We stop in front of Madame Berrier’s building before leaving. A biting wind lifts her hat, and she places a hand on top of it to keep it in place, glancing at Edmund a few feet away before speaking.
“There is one thing I feel I should say….”
I swallow the apprehension that rises in my throat. “What is it?”
“If what I have heard is true, the simplest thing you can do to protect yourself from the Souls is to guard against wearing the amulet.” Her words are said with such nonchalance that they take me off guard.
“The amulet?”
Madame Berrier gestures with one hand, as if it is obvious to what she is referring. “The amulet. The bracelet. The medallion. The one with the mark.”
My gaze slides to Sonia. I have not made a point of telling her about the medallion because I knew not its place in the prophecy.
“The medallion?” I try not to betray any emotion. “What of it?”
“What of it indeed!” Madame Berrier is aghast. “My dear, it is said that every Gate comes into possession of a medallion, a medallion that matches perfectly the mark on her wrist.
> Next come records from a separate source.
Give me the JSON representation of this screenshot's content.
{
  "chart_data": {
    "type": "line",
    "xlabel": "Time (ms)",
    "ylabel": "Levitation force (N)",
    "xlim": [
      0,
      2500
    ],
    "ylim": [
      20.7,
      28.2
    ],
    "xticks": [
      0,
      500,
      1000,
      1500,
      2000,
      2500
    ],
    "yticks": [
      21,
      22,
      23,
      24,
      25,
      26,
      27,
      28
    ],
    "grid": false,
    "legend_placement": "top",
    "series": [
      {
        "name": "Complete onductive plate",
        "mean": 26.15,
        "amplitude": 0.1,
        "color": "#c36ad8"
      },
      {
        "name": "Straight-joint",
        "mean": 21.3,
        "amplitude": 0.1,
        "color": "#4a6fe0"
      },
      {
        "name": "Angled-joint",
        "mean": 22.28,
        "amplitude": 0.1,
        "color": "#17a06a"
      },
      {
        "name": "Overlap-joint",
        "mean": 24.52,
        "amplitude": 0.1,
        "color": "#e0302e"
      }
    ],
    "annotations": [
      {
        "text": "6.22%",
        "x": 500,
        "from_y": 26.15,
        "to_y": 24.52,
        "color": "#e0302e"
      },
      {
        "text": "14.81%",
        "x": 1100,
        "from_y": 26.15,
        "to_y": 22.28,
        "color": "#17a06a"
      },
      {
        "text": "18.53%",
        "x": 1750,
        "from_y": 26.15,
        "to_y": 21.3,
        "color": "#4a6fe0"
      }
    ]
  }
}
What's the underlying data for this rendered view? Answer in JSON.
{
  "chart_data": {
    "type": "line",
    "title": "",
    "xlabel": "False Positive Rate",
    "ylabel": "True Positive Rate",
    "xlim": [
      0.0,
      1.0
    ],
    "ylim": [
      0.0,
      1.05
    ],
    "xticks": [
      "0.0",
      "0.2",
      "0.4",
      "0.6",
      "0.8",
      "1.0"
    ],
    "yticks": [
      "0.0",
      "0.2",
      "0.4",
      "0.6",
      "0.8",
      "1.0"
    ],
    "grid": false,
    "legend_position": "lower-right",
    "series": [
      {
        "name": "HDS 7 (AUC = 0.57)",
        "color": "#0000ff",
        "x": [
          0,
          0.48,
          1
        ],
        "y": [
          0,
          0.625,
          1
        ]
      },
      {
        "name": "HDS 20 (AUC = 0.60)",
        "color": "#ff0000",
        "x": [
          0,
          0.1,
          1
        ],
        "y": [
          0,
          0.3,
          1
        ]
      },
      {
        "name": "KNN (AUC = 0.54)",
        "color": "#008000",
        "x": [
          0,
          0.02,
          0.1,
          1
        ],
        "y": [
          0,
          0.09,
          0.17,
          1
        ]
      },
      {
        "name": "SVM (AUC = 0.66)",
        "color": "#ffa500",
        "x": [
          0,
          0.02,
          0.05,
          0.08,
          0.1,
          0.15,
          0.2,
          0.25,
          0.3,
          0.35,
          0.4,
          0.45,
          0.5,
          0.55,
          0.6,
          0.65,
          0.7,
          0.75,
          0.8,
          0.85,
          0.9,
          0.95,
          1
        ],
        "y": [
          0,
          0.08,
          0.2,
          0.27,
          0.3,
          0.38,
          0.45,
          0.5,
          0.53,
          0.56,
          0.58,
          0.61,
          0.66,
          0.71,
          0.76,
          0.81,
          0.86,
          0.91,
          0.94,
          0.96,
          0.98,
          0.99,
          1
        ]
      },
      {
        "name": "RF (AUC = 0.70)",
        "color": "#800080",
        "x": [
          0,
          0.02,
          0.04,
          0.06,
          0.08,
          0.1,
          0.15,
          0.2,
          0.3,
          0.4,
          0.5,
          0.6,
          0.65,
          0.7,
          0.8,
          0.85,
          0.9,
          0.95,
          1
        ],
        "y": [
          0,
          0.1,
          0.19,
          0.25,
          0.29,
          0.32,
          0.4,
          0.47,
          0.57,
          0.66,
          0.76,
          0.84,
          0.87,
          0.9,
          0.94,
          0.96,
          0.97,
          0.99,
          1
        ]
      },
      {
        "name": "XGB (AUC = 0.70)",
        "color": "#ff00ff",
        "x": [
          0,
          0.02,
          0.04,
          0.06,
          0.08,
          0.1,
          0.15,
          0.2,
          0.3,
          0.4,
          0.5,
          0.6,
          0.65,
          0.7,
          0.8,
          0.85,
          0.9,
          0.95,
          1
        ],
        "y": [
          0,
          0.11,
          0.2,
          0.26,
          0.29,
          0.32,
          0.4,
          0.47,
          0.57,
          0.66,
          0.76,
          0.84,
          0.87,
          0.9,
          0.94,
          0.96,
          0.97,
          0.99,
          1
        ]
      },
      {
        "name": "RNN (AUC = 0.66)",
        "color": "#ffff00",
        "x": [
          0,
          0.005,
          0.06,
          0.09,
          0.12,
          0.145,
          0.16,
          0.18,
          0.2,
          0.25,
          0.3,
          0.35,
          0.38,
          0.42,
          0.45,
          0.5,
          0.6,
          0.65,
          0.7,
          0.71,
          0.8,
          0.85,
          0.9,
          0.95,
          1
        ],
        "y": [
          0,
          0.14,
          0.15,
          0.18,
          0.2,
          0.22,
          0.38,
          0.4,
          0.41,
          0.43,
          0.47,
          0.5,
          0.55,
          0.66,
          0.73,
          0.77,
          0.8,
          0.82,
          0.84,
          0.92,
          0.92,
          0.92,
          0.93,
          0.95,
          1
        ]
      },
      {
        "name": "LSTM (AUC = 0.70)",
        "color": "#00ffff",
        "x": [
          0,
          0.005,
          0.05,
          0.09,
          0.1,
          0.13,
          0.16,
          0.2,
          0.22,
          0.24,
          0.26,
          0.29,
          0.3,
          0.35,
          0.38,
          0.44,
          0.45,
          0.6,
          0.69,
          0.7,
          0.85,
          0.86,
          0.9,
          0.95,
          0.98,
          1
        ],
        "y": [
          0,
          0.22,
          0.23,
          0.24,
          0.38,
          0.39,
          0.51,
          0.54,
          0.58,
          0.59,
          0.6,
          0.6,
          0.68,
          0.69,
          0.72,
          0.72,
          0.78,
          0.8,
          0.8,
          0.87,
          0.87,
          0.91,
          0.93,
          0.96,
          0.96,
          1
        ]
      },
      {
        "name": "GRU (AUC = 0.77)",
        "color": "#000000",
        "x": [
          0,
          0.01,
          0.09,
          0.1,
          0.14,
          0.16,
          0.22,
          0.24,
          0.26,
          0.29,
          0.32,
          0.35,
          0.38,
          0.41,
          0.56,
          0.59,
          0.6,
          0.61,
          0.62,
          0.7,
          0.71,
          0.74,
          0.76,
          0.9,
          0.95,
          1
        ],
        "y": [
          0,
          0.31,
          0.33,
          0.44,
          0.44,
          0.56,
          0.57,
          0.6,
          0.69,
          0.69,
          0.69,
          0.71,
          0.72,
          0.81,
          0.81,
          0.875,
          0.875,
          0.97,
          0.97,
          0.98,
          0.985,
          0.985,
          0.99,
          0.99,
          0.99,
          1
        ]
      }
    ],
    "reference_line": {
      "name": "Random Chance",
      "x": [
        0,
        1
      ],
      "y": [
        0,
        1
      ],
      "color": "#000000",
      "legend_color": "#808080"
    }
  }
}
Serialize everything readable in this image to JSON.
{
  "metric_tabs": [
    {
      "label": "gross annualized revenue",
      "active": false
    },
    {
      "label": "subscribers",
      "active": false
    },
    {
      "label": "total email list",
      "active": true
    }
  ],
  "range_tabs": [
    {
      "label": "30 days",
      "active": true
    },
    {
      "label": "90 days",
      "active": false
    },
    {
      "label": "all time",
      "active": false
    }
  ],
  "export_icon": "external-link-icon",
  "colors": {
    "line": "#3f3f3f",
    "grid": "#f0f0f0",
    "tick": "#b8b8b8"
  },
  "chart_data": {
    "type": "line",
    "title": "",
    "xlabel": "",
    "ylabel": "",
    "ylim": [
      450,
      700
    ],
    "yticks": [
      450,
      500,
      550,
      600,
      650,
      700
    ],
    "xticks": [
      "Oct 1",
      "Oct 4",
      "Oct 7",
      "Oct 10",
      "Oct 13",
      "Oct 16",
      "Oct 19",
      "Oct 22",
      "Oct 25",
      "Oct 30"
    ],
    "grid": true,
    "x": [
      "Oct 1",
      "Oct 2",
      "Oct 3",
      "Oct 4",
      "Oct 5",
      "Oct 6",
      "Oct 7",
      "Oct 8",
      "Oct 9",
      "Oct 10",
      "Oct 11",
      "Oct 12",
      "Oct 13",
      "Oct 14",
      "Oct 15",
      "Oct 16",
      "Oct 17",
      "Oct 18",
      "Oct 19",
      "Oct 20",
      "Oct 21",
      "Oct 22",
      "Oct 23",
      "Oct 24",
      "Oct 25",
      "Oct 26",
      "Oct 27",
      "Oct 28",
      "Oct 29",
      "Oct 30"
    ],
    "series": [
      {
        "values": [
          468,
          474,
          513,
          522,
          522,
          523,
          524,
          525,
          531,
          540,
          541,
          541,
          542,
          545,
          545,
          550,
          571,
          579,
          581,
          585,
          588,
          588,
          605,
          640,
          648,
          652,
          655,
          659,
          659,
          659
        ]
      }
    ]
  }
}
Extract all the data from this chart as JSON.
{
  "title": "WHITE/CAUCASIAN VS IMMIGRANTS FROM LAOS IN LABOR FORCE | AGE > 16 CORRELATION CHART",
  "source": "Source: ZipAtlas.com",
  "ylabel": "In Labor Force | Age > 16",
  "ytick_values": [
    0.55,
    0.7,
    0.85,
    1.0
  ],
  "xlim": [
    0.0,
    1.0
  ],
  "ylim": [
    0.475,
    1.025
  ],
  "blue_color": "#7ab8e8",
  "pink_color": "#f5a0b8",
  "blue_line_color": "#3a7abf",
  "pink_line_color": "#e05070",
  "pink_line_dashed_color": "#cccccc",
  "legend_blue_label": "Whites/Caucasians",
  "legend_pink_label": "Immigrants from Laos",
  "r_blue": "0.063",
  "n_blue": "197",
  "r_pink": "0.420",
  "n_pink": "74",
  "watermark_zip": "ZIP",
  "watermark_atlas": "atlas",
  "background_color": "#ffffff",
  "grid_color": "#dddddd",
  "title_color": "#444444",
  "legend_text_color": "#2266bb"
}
The Souls can make their way back only when the mark on the medallion is aligned with the mark on the Gate. But for you… well, for you the medallion is even more dangerous. You are the conduit for Samael himself. The small protection you have is to shun the medallion, avoid wearing it, though even this may not be enough.”
Her words are not the surprise they should be. I knew instinctively that the medallion was in some way connected to the pathway back for Samael. Still, this new proof brings forth a question that has teased the darkest parts of my mind. One I have not dared speak aloud until now.
“There is something I don’t understand, Madame. Even if I were to wear the medallion, how might Samael pass into our world? He is but a spirit thing, is he not? An empty soul. How would he move in our world without a body?”
“That, my dear girl, is rather simple.” Madame Berrier presses her lips into a grim line before continuing. “He will use yours.”